The New Albany Community Foundation has given nearly $300,000 back to the community in 2010.

The New Albany Community Foundation has given nearly $300,000 back to the community in 2010.

One project funded in part by the foundation has an official debut this week.

A grand opening celebration for the homework help center at the New Albany branch of the Columbus Metropolitan Library is slated for 5:30 p.m. Sept. 9.

The foundation donated $16,500 to help establish the homework help center.

The center, which is similar to those opened at other branches of the Columbus Metropolitan Library, was open to students the first day of school Aug. 30 and hosted 11 children the first day.

"They are areas of the library that where children can go after school to get help with their homework," said library spokeswoman Kim Snell. "They are staffed by library workers and volunteers."

Cate Daily will supervise the branch's homework help center.

The Columbus Metropolitan Library opened its first homework help center in 2004 in the Linden branch, Snell said. The New Albany branch was the second-to-last in the system to open its center.

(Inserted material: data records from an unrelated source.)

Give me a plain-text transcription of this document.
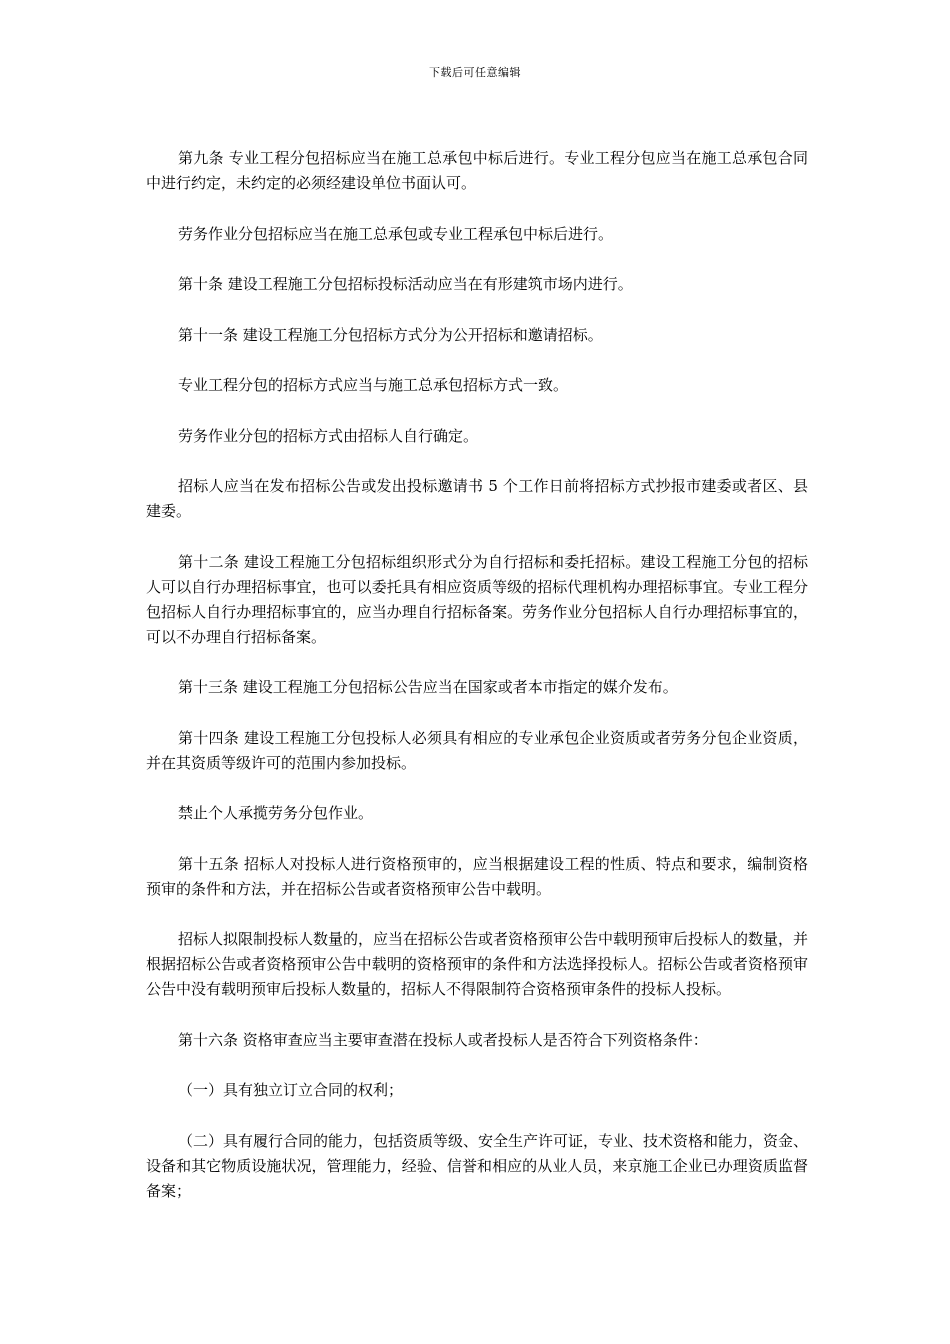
下载后可任意编辑

第九条 专业工程分包招标应当在施工总承包中标后进行。专业工程分包应当在施工总承包合同中进行约定，未约定的必须经建设单位书面认可。

劳务作业分包招标应当在施工总承包或专业工程承包中标后进行。

第十条 建设工程施工分包招标投标活动应当在有形建筑市场内进行。

第十一条 建设工程施工分包招标方式分为公开招标和邀请招标。

专业工程分包的招标方式应当与施工总承包招标方式一致。

劳务作业分包的招标方式由招标人自行确定。

招标人应当在发布招标公告或发出投标邀请书 5 个工作日前将招标方式抄报市建委或者区、县建委。

第十二条 建设工程施工分包招标组织形式分为自行招标和委托招标。建设工程施工分包的招标人可以自行办理招标事宜，也可以委托具有相应资质等级的招标代理机构办理招标事宜。专业工程分包招标人自行办理招标事宜的，应当办理自行招标备案。劳务作业分包招标人自行办理招标事宜的，可以不办理自行招标备案。

第十三条 建设工程施工分包招标公告应当在国家或者本市指定的媒介发布。

第十四条 建设工程施工分包投标人必须具有相应的专业承包企业资质或者劳务分包企业资质，并在其资质等级许可的范围内参加投标。

禁止个人承揽劳务分包作业。

第十五条 招标人对投标人进行资格预审的，应当根据建设工程的性质、特点和要求，编制资格预审的条件和方法，并在招标公告或者资格预审公告中载明。

招标人拟限制投标人数量的，应当在招标公告或者资格预审公告中载明预审后投标人的数量，并根据招标公告或者资格预审公告中载明的资格预审的条件和方法选择投标人。招标公告或者资格预审公告中没有载明预审后投标人数量的，招标人不得限制符合资格预审条件的投标人投标。

第十六条 资格审查应当主要审查潜在投标人或者投标人是否符合下列资格条件：

（一）具有独立订立合同的权利；

（二）具有履行合同的能力，包括资质等级、安全生产许可证，专业、技术资格和能力，资金、设备和其它物质设施状况，管理能力，经验、信誉和相应的从业人员，来京施工企业已办理资质监督备案；
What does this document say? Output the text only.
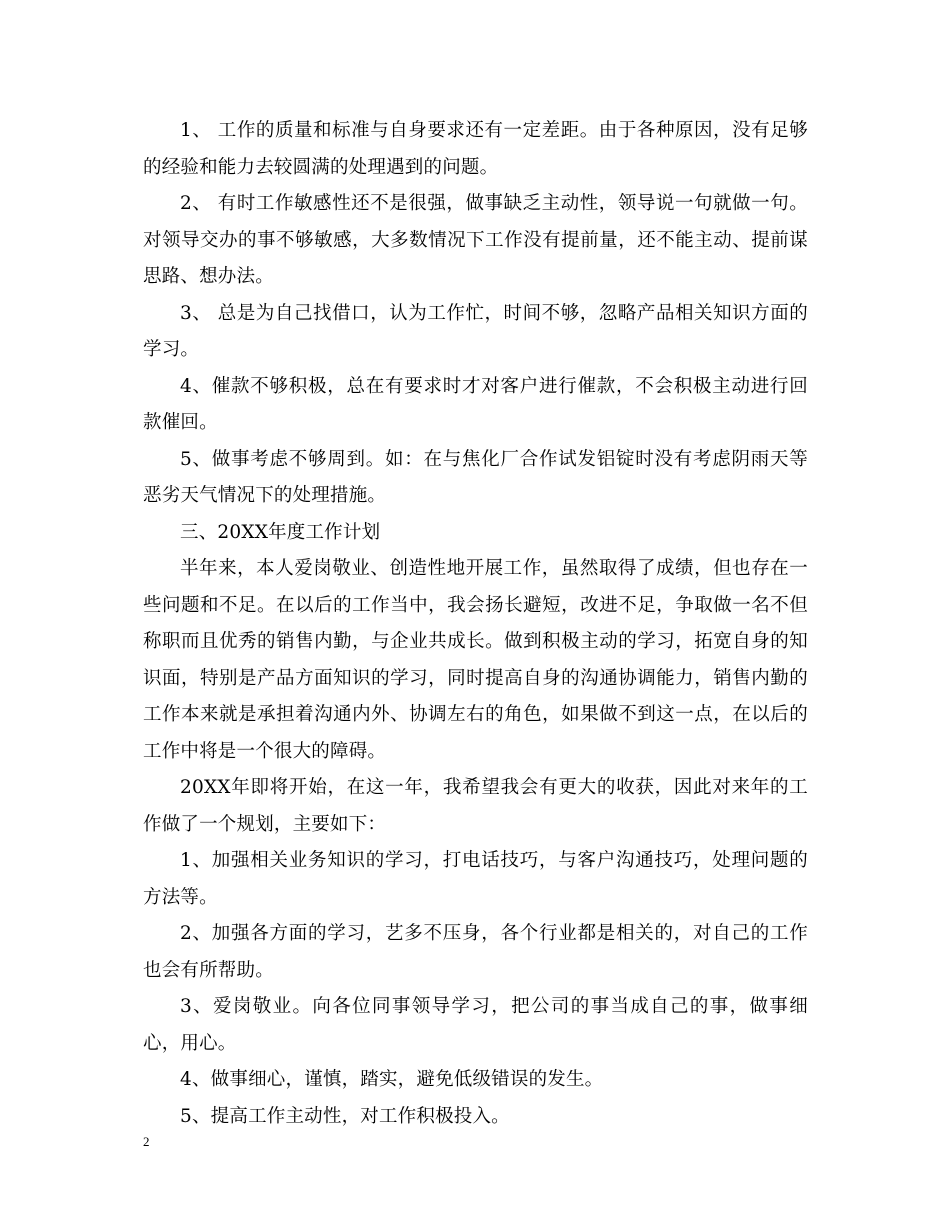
1、 工作的质量和标准与自身要求还有一定差距。由于各种原因，没有足够的经验和能力去较圆满的处理遇到的问题。

2、 有时工作敏感性还不是很强，做事缺乏主动性，领导说一句就做一句。对领导交办的事不够敏感，大多数情况下工作没有提前量，还不能主动、提前谋思路、想办法。

3、 总是为自己找借口，认为工作忙，时间不够，忽略产品相关知识方面的学习。

4、催款不够积极，总在有要求时才对客户进行催款，不会积极主动进行回款催回。

5、做事考虑不够周到。如：在与焦化厂合作试发铝锭时没有考虑阴雨天等恶劣天气情况下的处理措施。

三、20XX年度工作计划

半年来，本人爱岗敬业、创造性地开展工作，虽然取得了成绩，但也存在一些问题和不足。在以后的工作当中，我会扬长避短，改进不足，争取做一名不但称职而且优秀的销售内勤，与企业共成长。做到积极主动的学习，拓宽自身的知识面，特别是产品方面知识的学习，同时提高自身的沟通协调能力，销售内勤的工作本来就是承担着沟通内外、协调左右的角色，如果做不到这一点，在以后的工作中将是一个很大的障碍。

20XX年即将开始，在这一年，我希望我会有更大的收获，因此对来年的工作做了一个规划，主要如下：

1、加强相关业务知识的学习，打电话技巧，与客户沟通技巧，处理问题的方法等。

2、加强各方面的学习，艺多不压身，各个行业都是相关的，对自己的工作也会有所帮助。

3、爱岗敬业。向各位同事领导学习，把公司的事当成自己的事，做事细心，用心。

4、做事细心，谨慎，踏实，避免低级错误的发生。

5、提高工作主动性，对工作积极投入。

2
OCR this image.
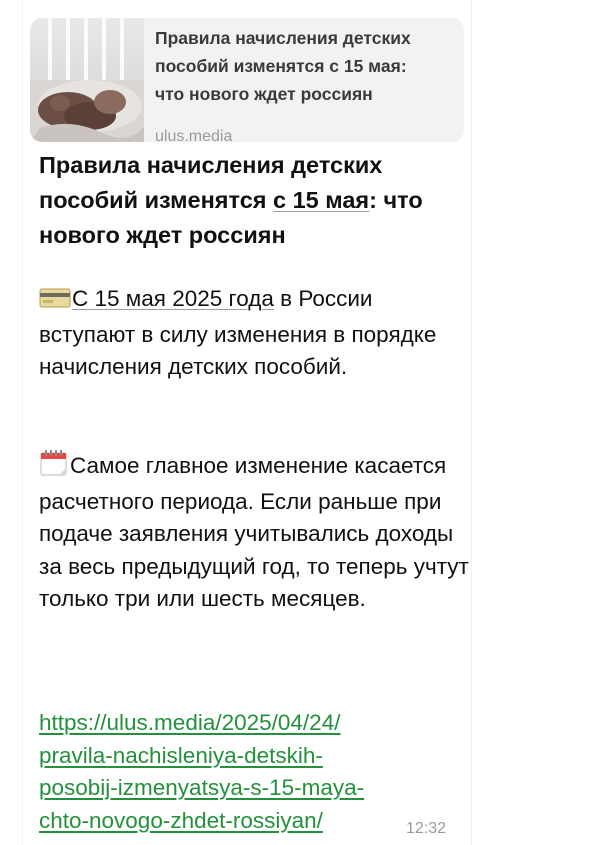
Правила начисления детских
пособий изменятся с 15 мая:
что нового ждет россиян
ulus.media
Правила начисления детских пособий изменятся с 15 мая: что нового ждет россиян
С 15 мая 2025 года в России вступают в силу изменения в порядке начисления детских пособий.
Самое главное изменение касается расчетного периода. Если раньше при подаче заявления учитывались доходы за весь предыдущий год, то теперь учтут только три или шесть месяцев.
https://ulus.media/2025/04/24/
pravila-nachisleniya-detskih-
posobij-izmenyatsya-s-15-maya-
chto-novogo-zhdet-rossiyan/	12:32
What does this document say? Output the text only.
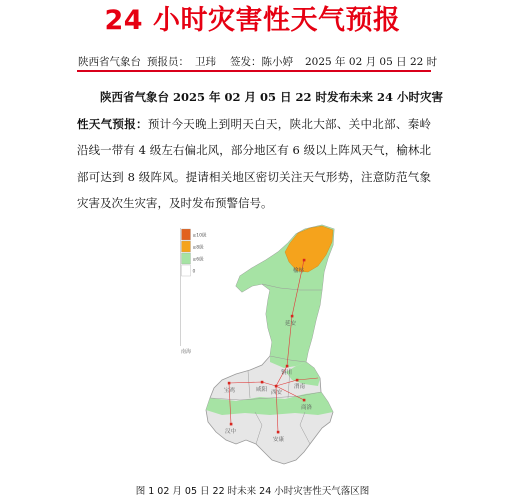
24 小时灾害性天气预报
陕西省气象台 预报员： 卫玮 签发：陈小婷 2025 年 02 月 05 日 22 时
陕西省气象台 2025 年 02 月 05 日 22 时发布未来 24 小时灾害
性天气预报：预计今天晚上到明天白天，陕北大部、关中北部、秦岭
沿线一带有 4 级左右偏北风，部分地区有 6 级以上阵风天气，榆林北
部可达到 8 级阵风。提请相关地区密切关注天气形势，注意防范气象
灾害及次生灾害，及时发布预警信号。
榆林
延安
铜川
宝鸡	咸阳 西安
渭南
商洛
汉中
安康
≥10级
≥8级
≥6级
0
南海
图 1 02 月 05 日 22 时未来 24 小时灾害性天气落区图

"Because of the need, we've done our best to get them in all the local libraries," she said.

The first homework help centers were funded by the library system. Most recently, the centers have been funded by donations from the community.

New Albany's center was funded through donations raised through the New Albany Community Foundation, the New Albany Women's Network (NAWN), the Rotary Club of New Albany and members of the community.

The $16,500 donation is not the first time the New Albany Community Foundation has supported the local library branch.

Craig Mohre, executive director of the foundation, said the group contributed more than $1-million when the branch opened in 2002. The funds paid for books and material to stock the library's collection.

The New Albany Community Foundation was established in the mid-1990s and now has assets of more than $6-million. The organization is affiliated with the Columbus Foundation, which helps it cut costs, Mohre said. The Columbus Foundation handles the New Albany Community Foundation's financial reporting, he said. It houses the funds, invests the funds and works with the auditors.

This year, the New Albany Community Foundation contributed money to several projects, many of which benefitted students.

One of those is a NAWN scholarship fund that benefits local students. NAWN raises money annually and turns it over to the foundation, where it is distributed at NAWN's request. One such fund was established by Jon Pryor's family, in his name, and benefits a student who has graduated from the Eastland-Fairfield Career and Technical Schools' environmental science education program in New Albany. That scholarship fund and others have helped five students this year, Mohre said.

Education is important to the foundation, Mohre said, as its four goals are to support education, the arts, health initiatives and environmental initiatives.

The foundation supported New Albany Elementary School this year by providing $1,300 for an artist-in-residency program. The Jeanne B. McCoy Community Center for the Arts also received $150,000 for its programming. Mohre said the foundation helped raise more than $2-million to build the McCoy center, a collaborative effort between New Albany, Plain Township and the New Albany-Plain Local School District.

Mohre said the foundation also helps with funds for programming and holds its annual fundraiser, "A Remarkable Evening, in conjunction with the McCoy center to raise money for its programming. This year's fundraiser is Wednesday, Nov. 17, and will feature James Bradley, a New York Times best-selling author and historian.

The foundation has awarded significant grants over the years, Mohre said, noting that arts programming and the McCoy center have received some of the largest grants.

In the future, the foundation will continue funneling money back into the community, Mohre said. Recently, it has formed two committees that could help shape the future of New Albany.

An environmental committee and a healthy initiatives committee both have had initial meetings, Mohre said, which will continue throughout this year and the next. The committees will seek to establish programs to help realize the goals that are being generated by each committee, he said.